Of course, if adhesions occur, complete intestinal obstruction may also occur. Complete intestinal obstruction is more troublesome, and the patient cannot eat or drink, and stops passing gas and defecation. Incarceration may occur, which means the intestines are stuck, and the intestines may become necrotic or perforated. In severe cases, it may be life-threatening and cause severe septic shock, which is more serious.

Therefore, giant incisional hernia of the abdominal wall should be actively treated with surgery.

3. Is there a high risk in surgery for giant abdominal wall hernia?

The surgical risk of giant incisional hernia of the abdominal wall is very high, so you must find an experienced doctor to perform the surgery.

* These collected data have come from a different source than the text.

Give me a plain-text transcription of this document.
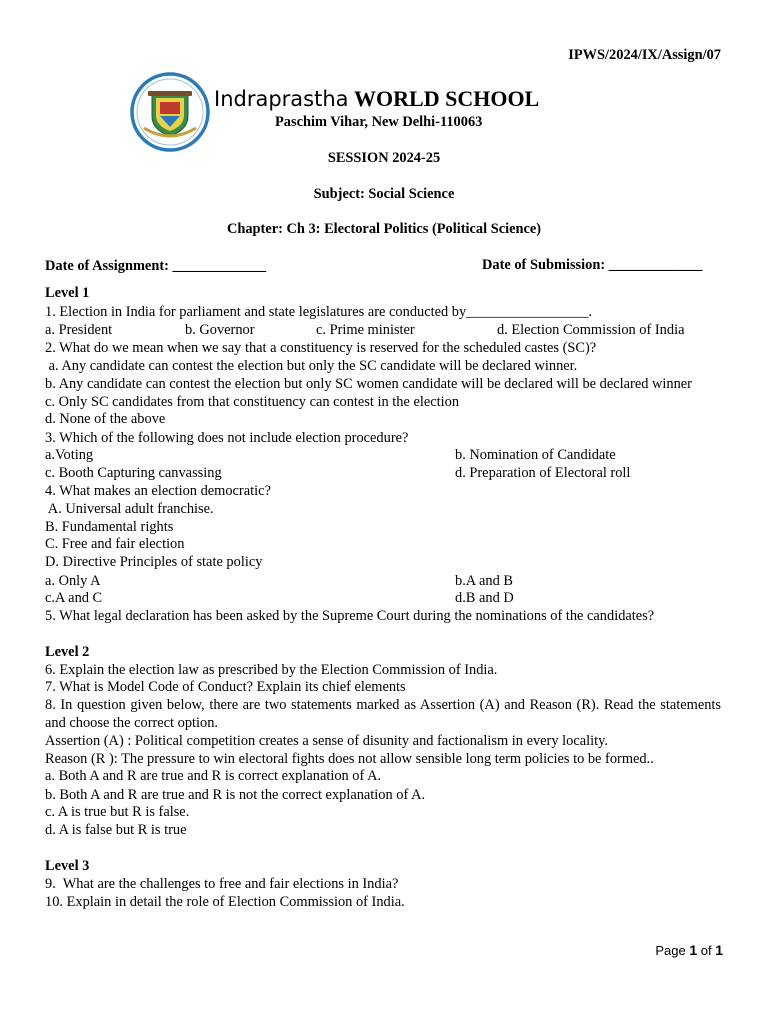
IPWS/2024/IX/Assign/07
Indraprastha WORLD SCHOOL
Paschim Vihar, New Delhi-110063
SESSION 2024-25
Subject: Social Science
Chapter: Ch 3: Electoral Politics (Political Science)
Date of Assignment: _____________	Date of Submission: _____________
Level 1
1. Election in India for parliament and state legislatures are conducted by_________________.
a. President	b. Governor	c. Prime minister	d. Election Commission of India
2. What do we mean when we say that a constituency is reserved for the scheduled castes (SC)?
a. Any candidate can contest the election but only the SC candidate will be declared winner.
b. Any candidate can contest the election but only SC women candidate will be declared will be declared winner
c. Only SC candidates from that constituency can contest in the election
d. None of the above
3. Which of the following does not include election procedure?
a.Voting	b. Nomination of Candidate
c. Booth Capturing canvassing	d. Preparation of Electoral roll
4. What makes an election democratic?
A. Universal adult franchise.
B. Fundamental rights
C. Free and fair election
D. Directive Principles of state policy
a. Only A	b.A and B
c.A and C	d.B and D
5. What legal declaration has been asked by the Supreme Court during the nominations of the candidates?
Level 2
6. Explain the election law as prescribed by the Election Commission of India.
7. What is Model Code of Conduct? Explain its chief elements
8. In question given below, there are two statements marked as Assertion (A) and Reason (R). Read the statements and choose the correct option.
Assertion (A) : Political competition creates a sense of disunity and factionalism in every locality.
Reason (R ): The pressure to win electoral fights does not allow sensible long term policies to be formed..
a. Both A and R are true and R is correct explanation of A.
b. Both A and R are true and R is not the correct explanation of A.
c. A is true but R is false.
d. A is false but R is true
Level 3
9.  What are the challenges to free and fair elections in India?
10. Explain in detail the role of Election Commission of India.
Page 1 of 1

For example, after surgery for a giant incisional hernia, the problem of intra-abdominal hypertension is prone to occur. This is because the contents of the abdominal cavity have already gone outside, and the patient's abdominal cavity has become accustomed to the original pressure. When these contents are suddenly put back in, it is equivalent to raising the diaphragm, compressing the heart and lungs, causing intra-abdominal hypertension. The increased intra-abdominal pressure can cause organ dysfunction, which is abdominal compartment syndrome.

The mortality rate of this type of patients is very high, with foreign literature reporting a rate of up to 70%, and domestic literature reporting a rate of 40%-100%. The overall estimate is around 60% to 70%.

Therefore, patients with giant incisional hernia have this risk after surgery, which needs our attention.

Figure 2 Original copyright image, no permission to reprint

4. What should you pay attention to after surgery for giant abdominal wall incisional hernia?

First, most patients with giant incisional hernia are overweight. Therefore, after surgery, reducing food intake and controlling weight are the first priority. Eating less can also reduce abdominal pressure to a certain extent.

Second, proper exercise can not only enhance immunity, but also help you lose weight and beautify your body, so this is the second most important thing.

Third, do not do strenuous exercise or engage in heavy physical labor within three months to six months after the operation, because when the patch of the incisional hernia has not yet grown well, strenuous exercise may cause the patch to shift or tear off, that is, the stitches or nails between the patch and the tissue may slip off.

In addition, coughing, constipation, sneezing, etc., which increase abdominal pressure, should also be avoided as much as possible. The use of cough suppressants, maintaining smooth bowel movements, and preventing allergic rhinitis and colds are also things that need to be paid attention to after surgery.